José Rogelio Moreno Leija, 42, and his son José Rogelio Moreno Morales, 23, worked together at the site and neither managed to get out. They remain with Jorge Luis Martínez (34), who, despite the low wages – miners receive a salary ranging from one thousand to five thousand pesos a week (from 45 to 240 euros) – devoted himself to this job because he insures his only source of work his family.

And every story has a hero. In this case, it could well be Jaime Montelongo Pérez. At the age of 61, he helped two workers out of the pit minutes before the collapse. Although the water was up to his waist, and despite the fact that his colleagues asked him to get to safety, he braced himself and decided to look for the other workers. Unfortunately, he was unable to get out of the deposit, which is called the ‘pocito’ type, very common to extract coal in Coahuila. These are artisanal infrastructures that pose a significant danger to those who work in them because they do not have a concrete structure to protect them from landslides like an industrial mine, explains metallurgical engineer Guillermo Iglesias.
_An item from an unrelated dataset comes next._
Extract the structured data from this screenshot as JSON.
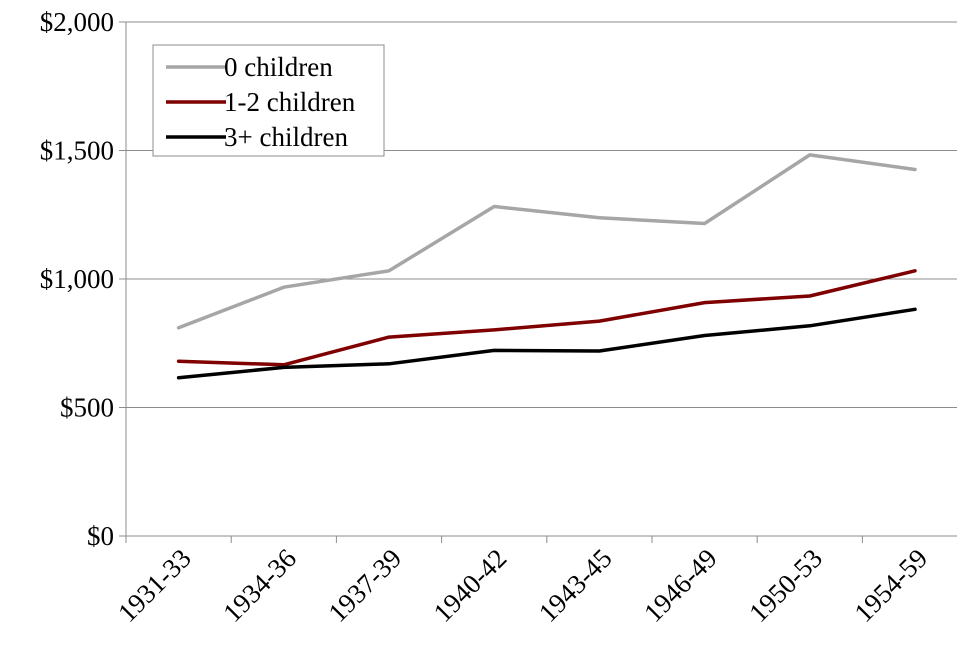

The slowness and inefficiency of the personnel working in the operation has provoked strong criticism against the government of López Obrador, who was received with booing a few days ago during his visit to the place, because many close friends believed that “he only came to take the picture » Despite the difficulty of the situation, the family members maintain hopes of hugging their loved ones as soon as possible, safely and healthily, while the rescue efforts continue.

This isn’t the first time something like this has happened. The collapse is a reminder of what happened in February 2006 at the Pasta de Conchos mine, also in Coahuila, where 65 workers were killed in an accident and only two bodies were recovered. Last June, another flood at a coal mine in the same region broke through the roof and walls of the mine, trapping seven miners inside. No one got out alive. According to the Pasta de Conchos family, which unites the relatives of the miners who died in 2006, more than 100 people have been killed in the sector since then.